Desde então, a Mercedes adotou uma hierarquia clara, designando um piloto nº 1 e um piloto nº 2 desde a chegada de Valtteri Bottas em 2017. Bottas teve que sofrer ordens controversas da equipe: ele foi impedido de desafiar Hamilton na Alemanha em 2018 e forçado a abrir mão de sua primeira colocação na Rússia no final do ano. No entanto, ao contrário dos primeiros anos de Hamilton, a Mercedes raramente foi obrigada a lutar pelo título contra outro fabricante; o campeonato foi frequentemente decidido na última corrida, com Hamilton nunca tendo de defender a sua vantagem contra um carro rival antes do clímax da temporada.
Em termos de velocidade pura, Hamilton ainda está à frente de Schumacher, enquanto os dois pilotos demonstram igual dedicação ao seu trabalho.

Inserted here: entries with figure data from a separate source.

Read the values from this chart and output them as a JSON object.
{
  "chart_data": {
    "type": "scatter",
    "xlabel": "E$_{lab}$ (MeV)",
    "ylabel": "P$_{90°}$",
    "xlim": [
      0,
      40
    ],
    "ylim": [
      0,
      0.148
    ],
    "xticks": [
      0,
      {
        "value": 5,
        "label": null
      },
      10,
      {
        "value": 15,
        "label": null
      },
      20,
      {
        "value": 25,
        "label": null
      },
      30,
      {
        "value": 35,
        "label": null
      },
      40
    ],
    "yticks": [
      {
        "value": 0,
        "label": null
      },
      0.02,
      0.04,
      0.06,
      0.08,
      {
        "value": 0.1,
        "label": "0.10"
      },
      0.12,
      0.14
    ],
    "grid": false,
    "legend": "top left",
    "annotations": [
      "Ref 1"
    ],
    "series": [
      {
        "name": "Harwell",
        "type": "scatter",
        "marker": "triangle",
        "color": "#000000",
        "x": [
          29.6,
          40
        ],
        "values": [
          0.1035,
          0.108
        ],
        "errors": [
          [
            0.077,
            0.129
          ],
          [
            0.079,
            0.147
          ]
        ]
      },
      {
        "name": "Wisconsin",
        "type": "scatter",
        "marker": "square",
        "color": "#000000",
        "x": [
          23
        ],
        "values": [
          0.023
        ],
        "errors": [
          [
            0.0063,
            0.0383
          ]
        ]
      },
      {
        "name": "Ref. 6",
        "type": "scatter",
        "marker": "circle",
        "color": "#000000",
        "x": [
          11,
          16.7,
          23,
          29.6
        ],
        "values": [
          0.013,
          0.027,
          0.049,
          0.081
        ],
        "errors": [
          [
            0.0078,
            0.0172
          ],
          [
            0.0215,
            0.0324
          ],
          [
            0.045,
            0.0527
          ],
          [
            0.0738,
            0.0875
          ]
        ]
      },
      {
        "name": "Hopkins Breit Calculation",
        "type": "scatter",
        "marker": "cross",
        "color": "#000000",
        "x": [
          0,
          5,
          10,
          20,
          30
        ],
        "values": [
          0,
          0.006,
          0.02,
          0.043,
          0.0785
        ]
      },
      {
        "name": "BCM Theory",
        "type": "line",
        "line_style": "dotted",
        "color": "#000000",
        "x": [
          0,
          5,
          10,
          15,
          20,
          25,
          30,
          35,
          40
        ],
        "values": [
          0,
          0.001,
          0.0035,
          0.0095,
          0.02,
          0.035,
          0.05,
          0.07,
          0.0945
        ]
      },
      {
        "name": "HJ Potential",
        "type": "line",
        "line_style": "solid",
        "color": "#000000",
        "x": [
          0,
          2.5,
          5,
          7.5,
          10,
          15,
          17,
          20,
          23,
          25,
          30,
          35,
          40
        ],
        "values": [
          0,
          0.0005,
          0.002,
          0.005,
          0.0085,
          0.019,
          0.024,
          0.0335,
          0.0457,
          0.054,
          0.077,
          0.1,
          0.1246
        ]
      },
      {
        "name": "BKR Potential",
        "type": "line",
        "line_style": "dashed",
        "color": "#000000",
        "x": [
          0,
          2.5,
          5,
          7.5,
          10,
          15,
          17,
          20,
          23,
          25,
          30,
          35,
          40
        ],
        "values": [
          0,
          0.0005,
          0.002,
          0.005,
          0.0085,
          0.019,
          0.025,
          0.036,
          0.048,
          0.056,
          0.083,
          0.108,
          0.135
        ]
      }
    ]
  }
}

Em termos de técnica de corrida e senso estratégico, muitos ainda consideram Schumacher um passo à frente. O equilíbrio entre essas qualidades deixa o debate em aberto, mas o tempo pode inclinar a balança. A busca pelo sétimo título mundial de Hamilton, que pode ser garantido no Grande Prêmio da Turquia em 15 de novembro, pode finalmente decidir a questão.
Independentemente de quem será considerado o melhor, os fãs têm a sorte de ter podido ver dois dos maiores pilotos da Fórmula 1 ultrapassar os limites do que um piloto pode alcançar. A história deste desporto é mais rica graças aos momentos que eles partilharam na pista.